What if there are two loci?
In investigating a two locus model, the researchers split the loci by their effect on the temporally-varying fitness: one locus only affects the mean, while the other controls the variance. The authors demonstrate through theory and simulation that:
1) allowing for recombination between the two loci increases the threshold for the combined fitness of the two mutant alleles to invade the population beyond the geometric mean (see figure).
2) periodic oscillations in the fitness of the alleles over time lead to higher fitness thresholds for invasion over completely random fluctuations (see figure).
3) edge case scenarios allow for the maintenance of polymorphisms in the population despite clear selective advantages of a subset of allelic combinations.
Temporally changing environments and recombination thus make it overall more difficult for new alleles to invade a population.

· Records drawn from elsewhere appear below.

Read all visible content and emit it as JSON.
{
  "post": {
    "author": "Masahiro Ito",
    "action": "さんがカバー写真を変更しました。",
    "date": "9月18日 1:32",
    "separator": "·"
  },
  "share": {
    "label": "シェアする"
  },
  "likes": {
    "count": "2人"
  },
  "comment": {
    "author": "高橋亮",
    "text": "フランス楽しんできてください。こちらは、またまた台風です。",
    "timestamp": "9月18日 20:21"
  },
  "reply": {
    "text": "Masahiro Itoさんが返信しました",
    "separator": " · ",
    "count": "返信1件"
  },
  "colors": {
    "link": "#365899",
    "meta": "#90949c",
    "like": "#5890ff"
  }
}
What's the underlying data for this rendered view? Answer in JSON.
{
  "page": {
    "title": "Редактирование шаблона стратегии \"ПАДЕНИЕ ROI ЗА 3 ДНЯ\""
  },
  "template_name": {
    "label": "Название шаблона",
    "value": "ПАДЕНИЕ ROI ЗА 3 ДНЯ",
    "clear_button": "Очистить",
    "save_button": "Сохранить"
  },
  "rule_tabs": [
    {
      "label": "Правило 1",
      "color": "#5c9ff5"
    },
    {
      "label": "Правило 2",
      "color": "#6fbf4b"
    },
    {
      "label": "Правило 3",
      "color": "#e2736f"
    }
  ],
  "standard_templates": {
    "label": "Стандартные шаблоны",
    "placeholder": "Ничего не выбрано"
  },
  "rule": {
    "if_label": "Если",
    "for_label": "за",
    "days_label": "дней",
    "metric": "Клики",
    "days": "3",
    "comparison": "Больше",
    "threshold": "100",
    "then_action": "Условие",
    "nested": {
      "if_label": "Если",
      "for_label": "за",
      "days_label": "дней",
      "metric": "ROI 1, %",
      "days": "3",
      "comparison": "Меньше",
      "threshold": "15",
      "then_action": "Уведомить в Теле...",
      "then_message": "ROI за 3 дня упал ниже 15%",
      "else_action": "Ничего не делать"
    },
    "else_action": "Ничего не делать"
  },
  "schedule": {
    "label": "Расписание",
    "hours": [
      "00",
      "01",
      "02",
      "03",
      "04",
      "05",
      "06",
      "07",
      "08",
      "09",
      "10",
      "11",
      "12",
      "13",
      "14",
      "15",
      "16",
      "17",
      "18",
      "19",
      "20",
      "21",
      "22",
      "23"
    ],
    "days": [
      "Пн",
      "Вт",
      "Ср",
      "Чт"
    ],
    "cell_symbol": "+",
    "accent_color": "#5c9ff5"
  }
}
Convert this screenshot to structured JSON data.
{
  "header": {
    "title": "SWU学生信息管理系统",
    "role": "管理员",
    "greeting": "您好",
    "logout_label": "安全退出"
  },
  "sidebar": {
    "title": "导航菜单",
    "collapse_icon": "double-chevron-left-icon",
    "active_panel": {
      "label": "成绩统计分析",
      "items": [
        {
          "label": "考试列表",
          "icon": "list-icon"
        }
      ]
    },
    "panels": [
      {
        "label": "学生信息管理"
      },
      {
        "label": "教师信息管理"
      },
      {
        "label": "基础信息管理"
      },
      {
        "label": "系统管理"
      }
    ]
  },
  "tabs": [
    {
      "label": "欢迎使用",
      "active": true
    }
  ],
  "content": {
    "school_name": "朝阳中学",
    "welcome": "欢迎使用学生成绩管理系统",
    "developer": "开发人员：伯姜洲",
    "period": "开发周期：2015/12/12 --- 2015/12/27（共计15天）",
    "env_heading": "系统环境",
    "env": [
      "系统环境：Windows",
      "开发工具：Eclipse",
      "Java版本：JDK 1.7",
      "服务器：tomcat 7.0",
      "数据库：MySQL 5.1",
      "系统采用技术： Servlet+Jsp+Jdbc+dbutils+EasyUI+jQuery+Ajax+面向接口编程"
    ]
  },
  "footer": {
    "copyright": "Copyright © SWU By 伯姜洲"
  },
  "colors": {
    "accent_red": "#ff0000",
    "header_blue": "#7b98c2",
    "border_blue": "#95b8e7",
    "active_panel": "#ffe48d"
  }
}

The evolution of models of evolution
This work is important for addressing the evolutionary dynamics of loci controlling phenotypic variance – in this case, controlling the ability of a phenotype to maintain its fitness even if the environment is variable. Most environments undergo significant temporal shifts from the simple changing of the seasons to larger scale weather changes such as El Niño and climate change, in which species must survive and thrive. For organisms in the wild, many alleles that confer a benefit in one environment will be deleterious when the environment and selective pressures change. There may be modifier-loci which buffer the fitness of those loci in the face of changing environments. Such modifier-loci have been recently found in GWAS studies and may be important for overall phenotypic variance. Thus modeling the patterns of evolution for multiple loci in temporarily varying environments is a key component to advancing our understanding of the patterns found in nature.
Epigenetic modifiers are a hot area of research and one potential biological mechanism to control phenotypic variance. The evolution of such epigenetic regulation is a particular research interest of Oana. Future work will continue to explore the evolutionary dynamics of epigenetic regulation and focus on applying the above results to finite populations.